Nauru no longer has a functioning legal system

Guy Rundle writes: Re. “Australia should leave Nauru alone — we’re doing more harm than good” In yesterday’s article, Nic Maclellan quotes a sentence allegedly from my piece on Nauru on Tuesday — “the Australian government can’t help but involve itself in this outrageous abuse of presidential power”, and then asks “but what if intervention from Canberra is the cause of the problem, rather than the solution?” That seems to imply that I believe Australia should intervene to knock Naurans heads together, sort this out, etc, etc. But Maclellan is quoting the standfirst of the article, which I did not write — and Maclellan is experienced enough to know that authors do not write their standfirsts — and which does not entirely accurately reflect the position of the article.

As was clear from my full article I believe nothing of the sort. I made the same point Maclellan is making — that Australia has hollowed out Nauru’s sovereignty. But I also made the point that if Morrison et al were to persist with the fiction that Nauru is still an independent state, then any deal made with them over asylum seekers should now be void — given that it was made with a country with a functioning legal system and a separation of powers, and Nauru no longer has that. Since the absence of a functioning legal system deprives the detainees of legal protections, and thus heightens the risk to their personal safety, I cannot see how — in normal world — it would not be a matter of immediate concern for the Australian government.

But of course that is simply to expose the fiction. For all we know, Morrison was briefed ahead of time that Peter Law and Geoffrey Eames would be excluded from Nauru — and may even have ordered it. For the record, I think the last thing Nauru needs is more Australian intervention in what remains of its sovereignty.

But I was also making the point that, if we were to take the fiction of Nauran independence at its word, then Scott Morrison’s statement that it is an “internal” affair of no interest. We signed an agreement for mandatory detention with Nauru — it is really a form of human trafficking — on the basis that the country had a functioning justice system and a political system with checks and balances. It no longer has those.

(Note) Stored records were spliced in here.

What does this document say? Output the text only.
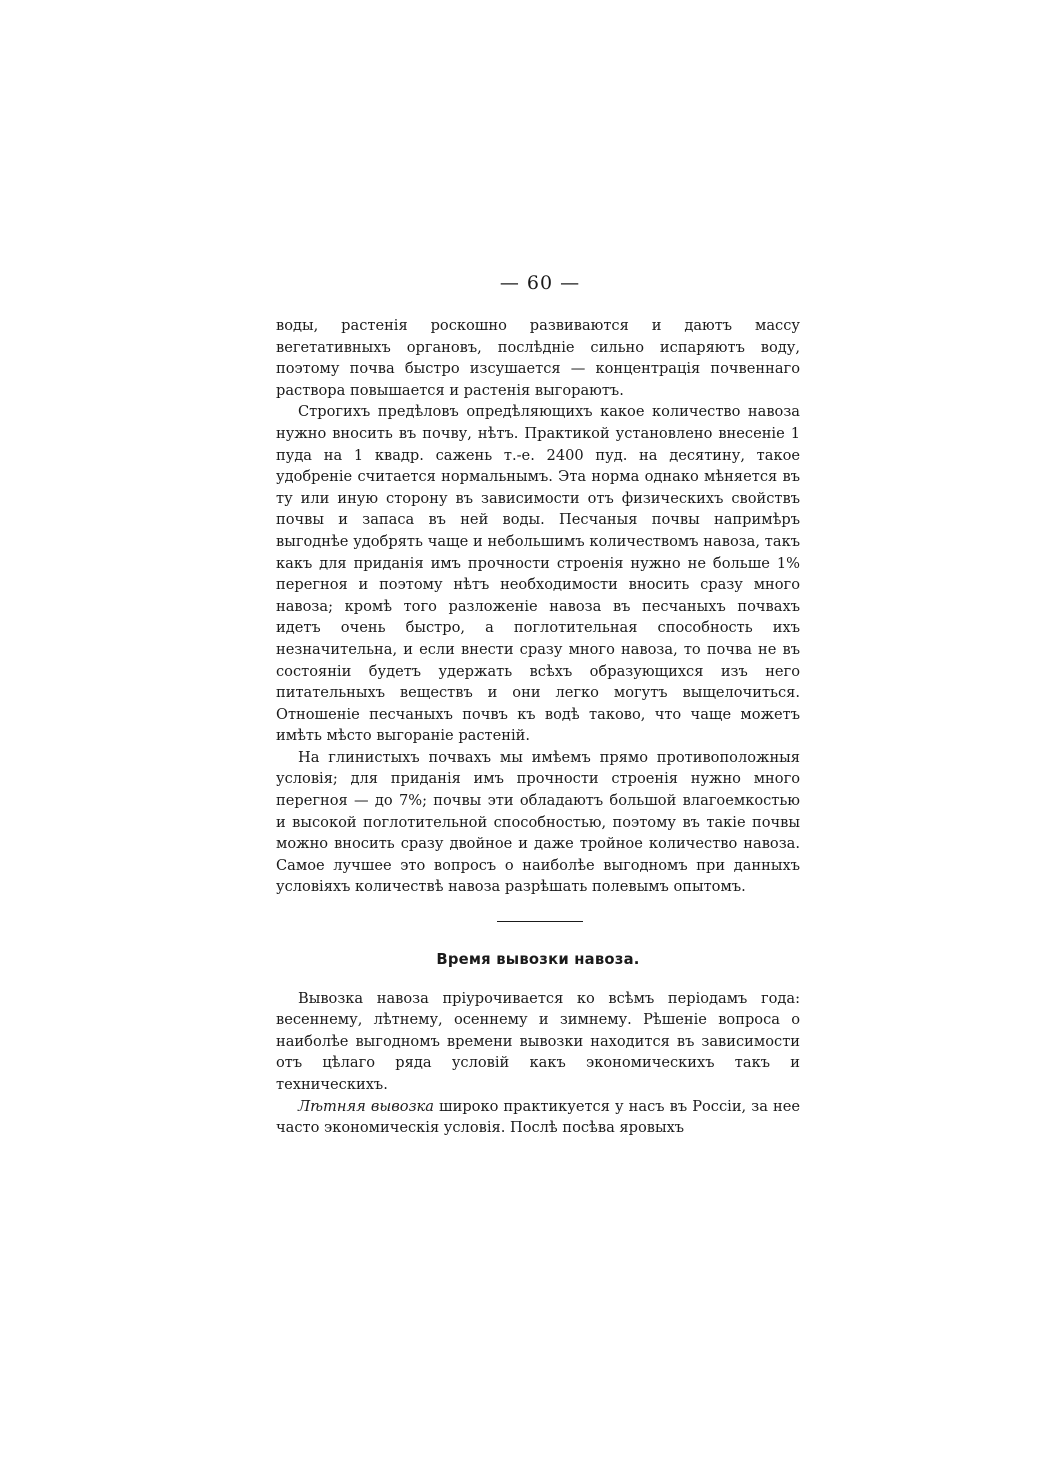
— 60 —

воды, растенія роскошно развиваются и даютъ массу вегетативныхъ органовъ, послѣдніе сильно испаряютъ воду, поэтому почва быстро изсушается — концентрація почвеннаго раствора повышается и растенія выгораютъ.

Строгихъ предѣловъ опредѣляющихъ какое количество навоза нужно вносить въ почву, нѣтъ. Практикой установлено внесеніе 1 пуда на 1 квадр. сажень т.-е. 2400 пуд. на десятину, такое удобреніе считается нормальнымъ. Эта норма однако мѣняется въ ту или иную сторону въ зависимости отъ физическихъ свойствъ почвы и запаса въ ней воды. Песчаныя почвы напримѣръ выгоднѣе удобрять чаще и небольшимъ количествомъ навоза, такъ какъ для приданія имъ прочности строенія нужно не больше 1% перегноя и поэтому нѣтъ необходимости вносить сразу много навоза; кромѣ того разложеніе навоза въ песчаныхъ почвахъ идетъ очень быстро, а поглотительная способность ихъ незначительна, и если внести сразу много навоза, то почва не въ состояніи будетъ удержать всѣхъ образующихся изъ него питательныхъ веществъ и они легко могутъ выщелочиться. Отношеніе песчаныхъ почвъ къ водѣ таково, что чаще можетъ имѣть мѣсто выгораніе растеній.

На глинистыхъ почвахъ мы имѣемъ прямо противоположныя условія; для приданія имъ прочности строенія нужно много перегноя — до 7%; почвы эти обладаютъ большой влагоемкостью и высокой поглотительной способностью, поэтому въ такіе почвы можно вносить сразу двойное и даже тройное количество навоза. Самое лучшее это вопросъ о наиболѣе выгодномъ при данныхъ условіяхъ количествѣ навоза разрѣшать полевымъ опытомъ.

Время вывозки навоза.

Вывозка навоза пріурочивается ко всѣмъ періодамъ года: весеннему, лѣтнему, осеннему и зимнему. Рѣшеніе вопроса о наиболѣе выгодномъ времени вывозки находится въ зависимости отъ цѣлаго ряда условій какъ экономическихъ такъ и техническихъ.

Лѣтняя вывозка широко практикуется у насъ въ Россіи, за нее часто экономическія условія. Послѣ посѣва яровыхъ
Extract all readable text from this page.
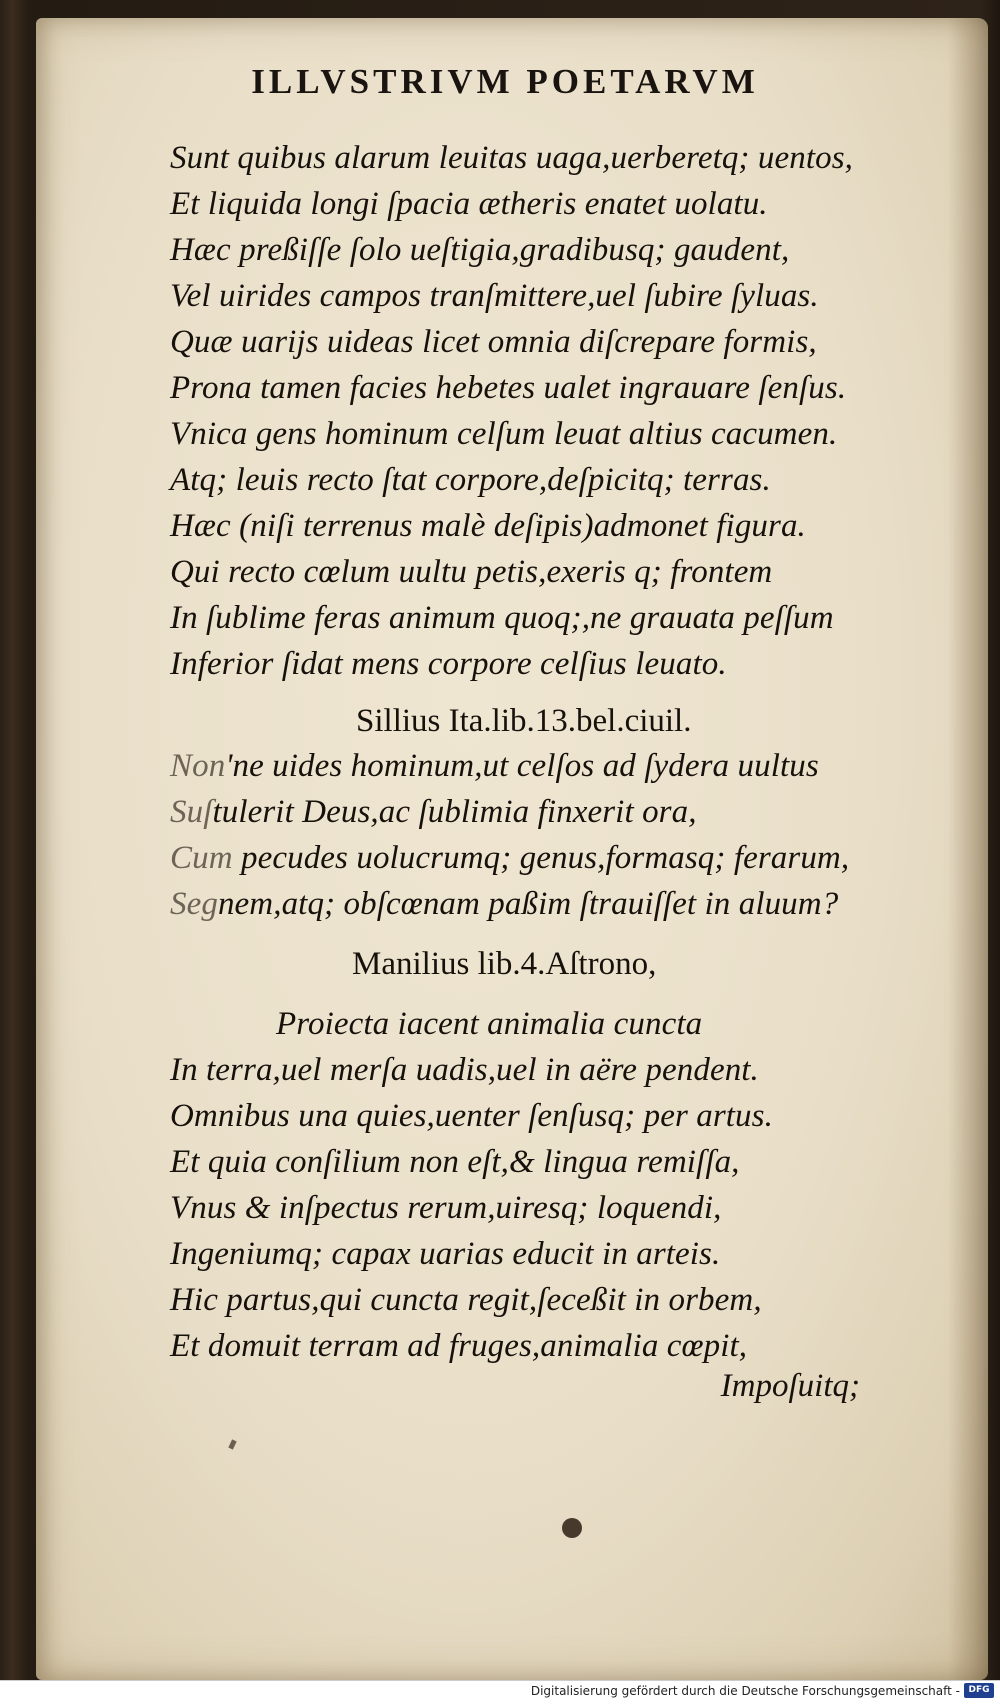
ILLVSTRIVM POETARVM
Sunt quibus alarum leuitas uaga,uerberetq; uentos,
Et liquida longi ſpacia ætheris enatet uolatu.
Hæc preßiſſe ſolo ueſtigia,gradibusq; gaudent,
Vel uirides campos tranſmittere,uel ſubire ſyluas.
Quæ uarijs uideas licet omnia diſcrepare formis,
Prona tamen facies hebetes ualet ingrauare ſenſus.
Vnica gens hominum celſum leuat altius cacumen.
Atq; leuis recto ſtat corpore,deſpicitq; terras.
Hæc (niſi terrenus malè deſipis)admonet figura.
Qui recto cœlum uultu petis,exeris q; frontem
In ſublime feras animum quoq;,ne grauata peſſum
Inferior ſidat mens corpore celſius leuato.
Sillius Ita.lib.13.bel.ciuil.
Non'ne uides hominum,ut celſos ad ſydera uultus
Suſtulerit Deus,ac ſublimia finxerit ora,
Cum pecudes uolucrumq; genus,formasq; ferarum,
Segnem,atq; obſcœnam paßim ſtrauiſſet in aluum?
Manilius lib.4.Aſtrono,
Proiecta iacent animalia cuncta
In terra,uel merſa uadis,uel in aëre pendent.
Omnibus una quies,uenter ſenſusq; per artus.
Et quia conſilium non eſt,& lingua remiſſa,
Vnus & inſpectus rerum,uiresq; loquendi,
Ingeniumq; capax uarias educit in arteis.
Hic partus,qui cuncta regit,ſeceßit in orbem,
Et domuit terram ad fruges,animalia cœpit,
Impoſuitq;
Digitalisierung gefördert durch die Deutsche Forschungsgemeinschaft - DFG
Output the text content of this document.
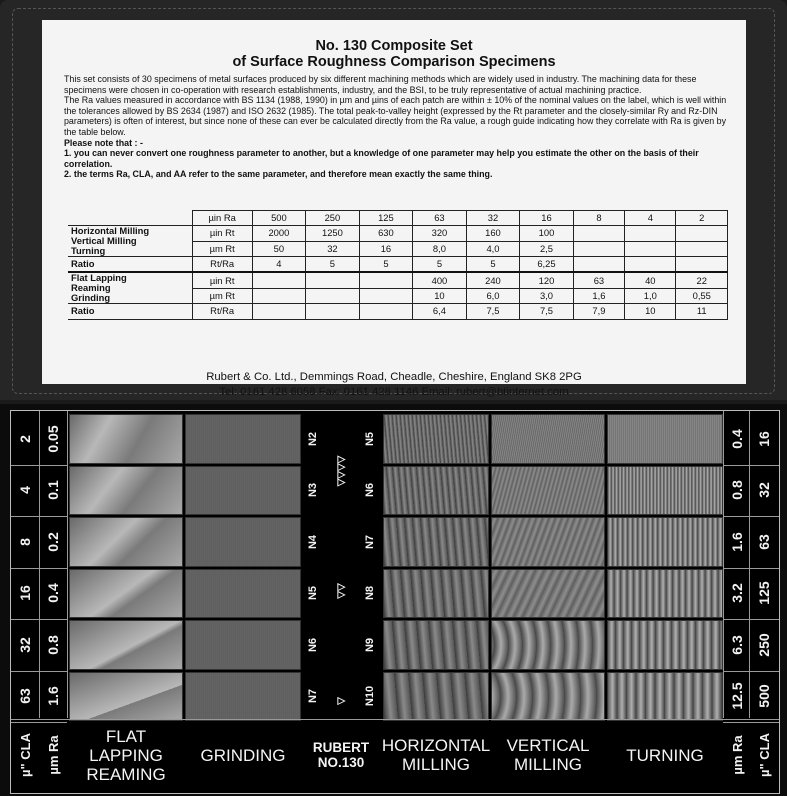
No. 130 Composite Set
of Surface Roughness Comparison Specimens

This set consists of 30 specimens of metal surfaces produced by six different machining methods which are widely used in industry. The machining data for these specimens were chosen in co-operation with research establishments, industry, and the BSI, to be truly representative of actual machining practice.

The Ra values measured in accordance with BS 1134 (1988, 1990) in µm and µins of each patch are within ± 10% of the nominal values on the label, which is well within the tolerances allowed by BS 2634 (1987) and ISO 2632 (1985). The total peak-to-valley height (expressed by the Rt parameter and the closely-similar Ry and Rz-DIN parameters) is often of interest, but since none of these can ever be calculated directly from the Ra value, a rough guide indicating how they correlate with Ra is given by the table below.

Please note that : -

1. you can never convert one roughness parameter to another, but a knowledge of one parameter may help you estimate the other on the basis of their correlation.

2. the terms Ra, CLA, and AA refer to the same parameter, and therefore mean exactly the same thing.

	µin Ra	500	250	125	63	32	16	8	4	2

Horizontal Milling
Vertical Milling
Turning	µin Rt	2000	1250	630	320	160	100			
	µm Rt	50	32	16	8,0	4,0	2,5			
Ratio	Rt/Ra	4	5	5	5	5	6,25			

Flat Lapping
Reaming
Grinding	µin Rt				400	240	120	63	40	22
	µm Rt				10	6,0	3,0	1,6	1,0	0,55
Ratio	Rt/Ra				6,4	7,5	7,5	7,9	10	11
Rubert & Co. Ltd., Demmings Road, Cheadle, Cheshire, England SK8 2PG
Tel: 0161 428 6058 Fax: 0161 428 1146 Email: rubert@btinternet.com
2 0.05	N2	N5	0.4 16
4 0.1	N3	N6	0.8 32
8 0.2	N4	N7	1.6 63
16 0.4	N5	N8	3.2 125
32 0.8	N6	N9	6.3 250
63 1.6	N7	N10	12.5 500
▽▽▽▽
▽▽
▽
µ" CLA	µm Ra	µm Ra µ" CLA
FLAT LAPPING
REAMING
GRINDING	RUBERT
NO.130
HORIZONTAL
MILLING
VERTICAL
MILLING	TURNING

Asylum seeker deterrents a way to persecute the desperate

Lachlan Barnes writes: Re. “‘Genuine’ refugees?” (yesterday). Is Tamas Calderwood suggesting that comfortable, cashed-up foreigners under no fear of persecution at home are posing as refugees? That people would decide to risk everything and embark on a dangerous journey in the remote hope they will reach Australia? Leaving so much behind and risking everything else so they can try and start all over again, alone, on the bottom rung of social advantage, but not because they are legitimate refugees but to go up to the next tax bracket?

The asylum seeker debate should be about discussing what to do with desperate people seeking refuge in Australia by arriving unannounced in numbers that we can easily absorb into our society. We do need to ensure any policy takes into account the best interest of Australia and what message our response will send. But somehow the debate has been hijacked and the starting point (in many minds) is what should happen with illegal arrivals, with dubious motives, rocking up in numbers that are threat to our way of life. This is a nonsense but has taken root to the extent that both major parties are now debating just how draconian we can make the deterrent.

How can we have shifted the goal posts so far that a debate about people seeking asylum now centres on how to send a big enough warning to stop other desperate people attempting to find refuge in Australia?

If you believe we should make it extremely tough on asylum seekers and ensure a clear message of deterrence is sent, at least have the moral fortitude to be honest with yourself and admit the policy is aimed at the persecution of the desperate.